Çok şey istemiyoruz
2020 yılının ilk günlerini yaşadığımız bu günlerde umutlarımızda yeniden canlanmaya başladı. Daha iyi, daha güzel, daha sağlıklı ve daha refah yaşamak için aslında çok şey istemiyoruz. Bu onurlu ulus siyasetçisinden, bilim adamından, aydınından, sivil toplum örgütlerinden, medyasından çok şey istemiyor.
Yoksulluğun, işsizliğin gelir dağılımı adaletsizliğinin üstesinden gelin diyor. Sağlık, eğitim hizmetlerinden onurluca yararlanalım.
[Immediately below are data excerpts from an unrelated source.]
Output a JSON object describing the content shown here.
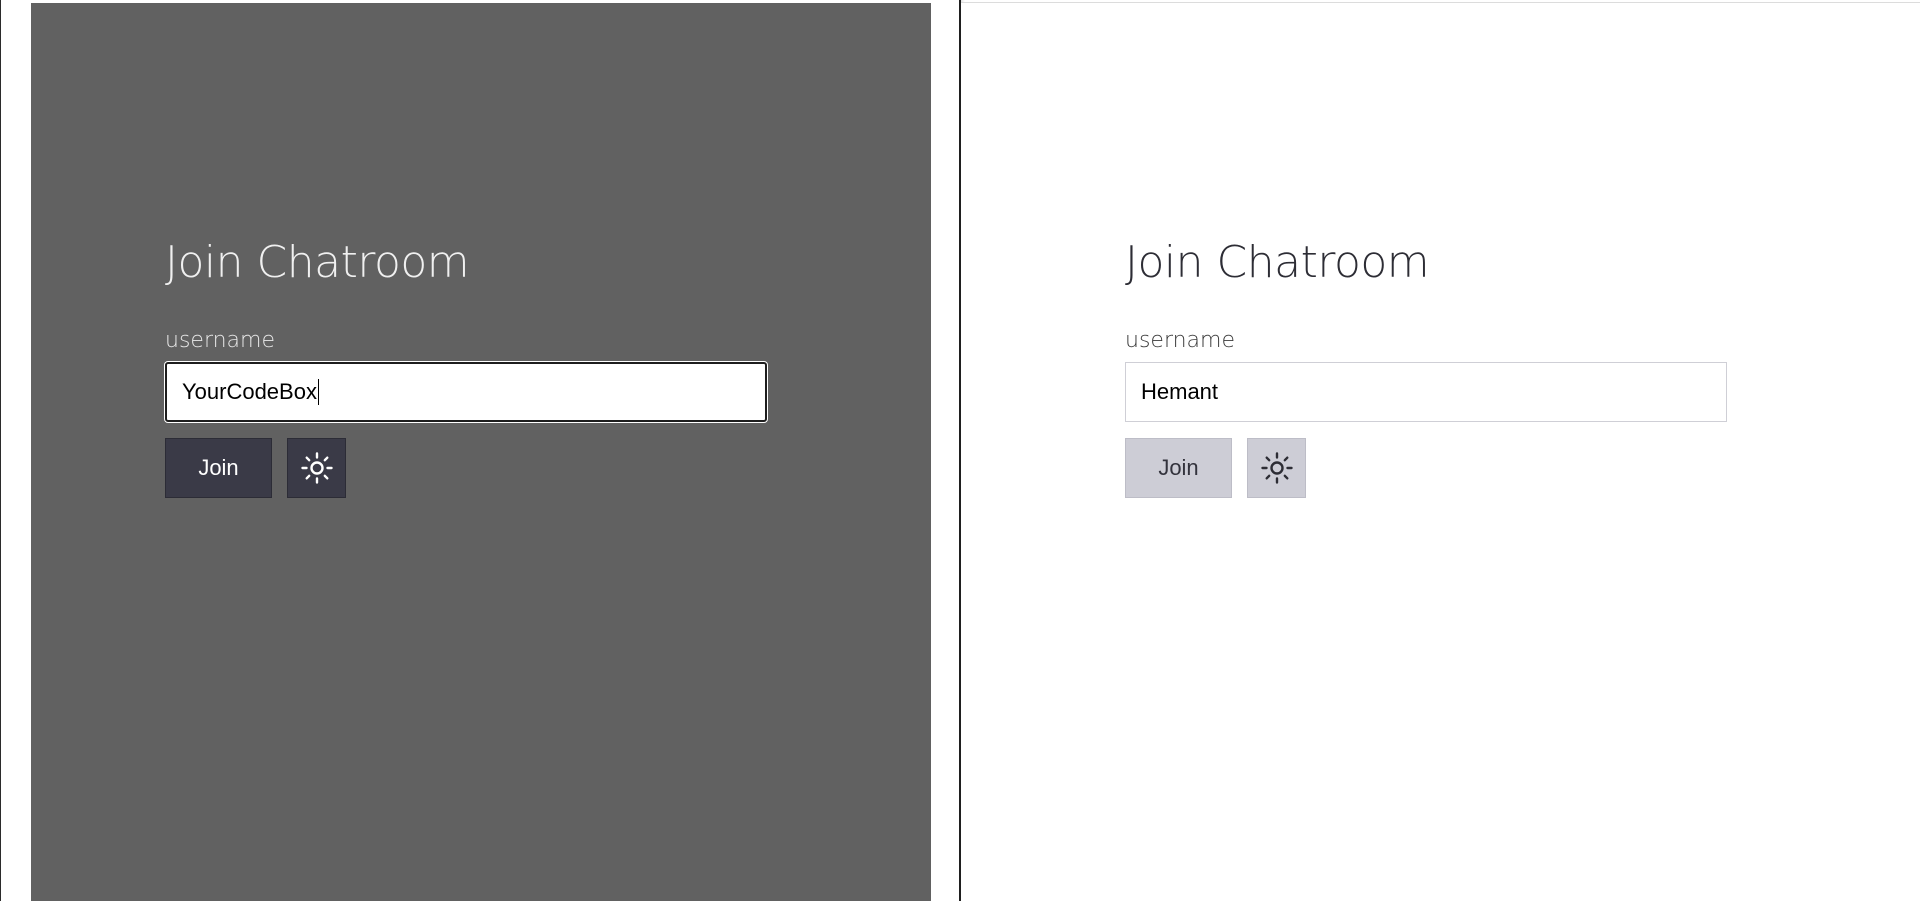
{
  "colors": {
    "dark_pane_bg": "#616161",
    "dark_button_bg": "#3a3a47",
    "light_button_bg": "#cdcdd6",
    "light_pane_bg": "#ffffff"
  },
  "dark_pane": {
    "title": "Join Chatroom",
    "username_label": "username",
    "username_value": "YourCodeBox",
    "join_label": "Join",
    "theme_icon": "sun-icon"
  },
  "light_pane": {
    "title": "Join Chatroom",
    "username_label": "username",
    "username_value": "Hemant",
    "join_label": "Join",
    "theme_icon": "sun-icon"
  }
}
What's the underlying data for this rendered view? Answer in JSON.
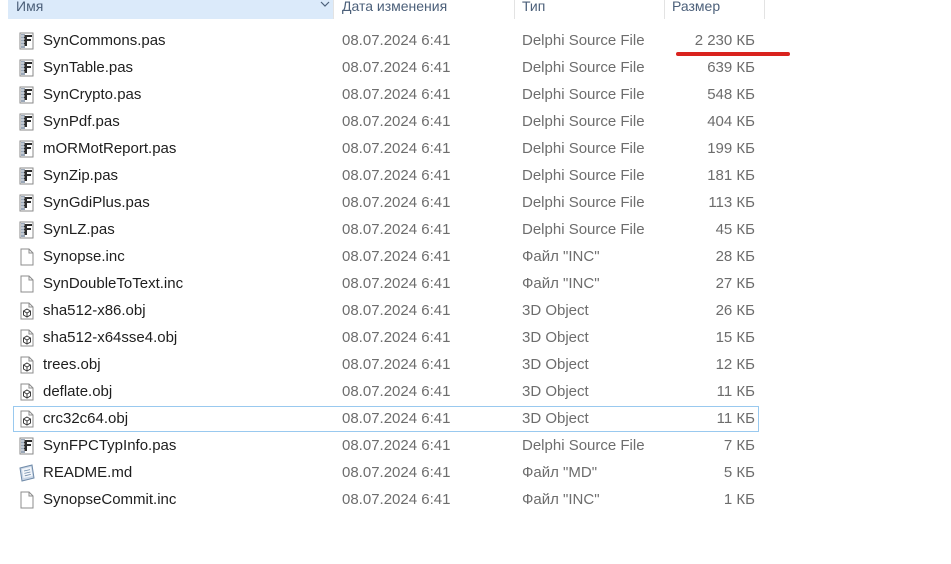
{
  "columns": {
    "name": "Имя",
    "date": "Дата изменения",
    "type": "Тип",
    "size": "Размер"
  },
  "accent_underline_color": "#d9231e",
  "files": [
    {
      "name": "SynCommons.pas",
      "date": "08.07.2024 6:41",
      "type": "Delphi Source File",
      "size": "2 230 КБ",
      "icon": "delphi-file-icon"
    },
    {
      "name": "SynTable.pas",
      "date": "08.07.2024 6:41",
      "type": "Delphi Source File",
      "size": "639 КБ",
      "icon": "delphi-file-icon"
    },
    {
      "name": "SynCrypto.pas",
      "date": "08.07.2024 6:41",
      "type": "Delphi Source File",
      "size": "548 КБ",
      "icon": "delphi-file-icon"
    },
    {
      "name": "SynPdf.pas",
      "date": "08.07.2024 6:41",
      "type": "Delphi Source File",
      "size": "404 КБ",
      "icon": "delphi-file-icon"
    },
    {
      "name": "mORMotReport.pas",
      "date": "08.07.2024 6:41",
      "type": "Delphi Source File",
      "size": "199 КБ",
      "icon": "delphi-file-icon"
    },
    {
      "name": "SynZip.pas",
      "date": "08.07.2024 6:41",
      "type": "Delphi Source File",
      "size": "181 КБ",
      "icon": "delphi-file-icon"
    },
    {
      "name": "SynGdiPlus.pas",
      "date": "08.07.2024 6:41",
      "type": "Delphi Source File",
      "size": "113 КБ",
      "icon": "delphi-file-icon"
    },
    {
      "name": "SynLZ.pas",
      "date": "08.07.2024 6:41",
      "type": "Delphi Source File",
      "size": "45 КБ",
      "icon": "delphi-file-icon"
    },
    {
      "name": "Synopse.inc",
      "date": "08.07.2024 6:41",
      "type": "Файл \"INC\"",
      "size": "28 КБ",
      "icon": "blank-file-icon"
    },
    {
      "name": "SynDoubleToText.inc",
      "date": "08.07.2024 6:41",
      "type": "Файл \"INC\"",
      "size": "27 КБ",
      "icon": "blank-file-icon"
    },
    {
      "name": "sha512-x86.obj",
      "date": "08.07.2024 6:41",
      "type": "3D Object",
      "size": "26 КБ",
      "icon": "3d-object-file-icon"
    },
    {
      "name": "sha512-x64sse4.obj",
      "date": "08.07.2024 6:41",
      "type": "3D Object",
      "size": "15 КБ",
      "icon": "3d-object-file-icon"
    },
    {
      "name": "trees.obj",
      "date": "08.07.2024 6:41",
      "type": "3D Object",
      "size": "12 КБ",
      "icon": "3d-object-file-icon"
    },
    {
      "name": "deflate.obj",
      "date": "08.07.2024 6:41",
      "type": "3D Object",
      "size": "11 КБ",
      "icon": "3d-object-file-icon"
    },
    {
      "name": "crc32c64.obj",
      "date": "08.07.2024 6:41",
      "type": "3D Object",
      "size": "11 КБ",
      "icon": "3d-object-file-icon",
      "selected": true
    },
    {
      "name": "SynFPCTypInfo.pas",
      "date": "08.07.2024 6:41",
      "type": "Delphi Source File",
      "size": "7 КБ",
      "icon": "delphi-file-icon"
    },
    {
      "name": "README.md",
      "date": "08.07.2024 6:41",
      "type": "Файл \"MD\"",
      "size": "5 КБ",
      "icon": "markdown-file-icon"
    },
    {
      "name": "SynopseCommit.inc",
      "date": "08.07.2024 6:41",
      "type": "Файл \"INC\"",
      "size": "1 КБ",
      "icon": "blank-file-icon"
    }
  ]
}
Adalet önünde eşit olalım diyor. İnsan hak ve özgürlüklerini bizlere çok görmeyin diyor.
Bu hizmetleri, bizim çocuklarımıza, gençlerimize, . kadınlarımıza, kısacası insanımıza yapacaksınız. Siz onları yoksul, işsiz, sağlıksız, eğitimsiz bırakır, onları hastane ve banka kuyruklarında öldürürseniz, onları misyonerlerin, tarikatların, her türlü çetelerin, mafyanın içine itip, televole kültürü ile yozlaştırırsanız bizi biz yapan değerlerimizi, kültürel zenginliklerimizi aşındırmış, yozlaştırmış olursunuz.
Ulusumuzun bu kırılma noktalarına, değerlerine özen göstermez, insanımıza hak ettiği onurlu yaşamı sağlayamazsanız, emperyalizmin "böl parçala yönet" oyununa gelir, ayrıca teröre zafer armağan etmiş olursunuz. Bu ülke hepimizin, bu gemide birlikte hep batar, ya da kurtuluruz. Bizleri dışarıdan birileri gelerek veya gökten birileri inerek kurtarmayacaktır. Bizler sağduyulu, bilinçli, onurlu olmalıyız. Gün; inadına birlik günü değildir. Sevgi, hoşgörü, dayanışma ve barış içinde birlik olma günüdür.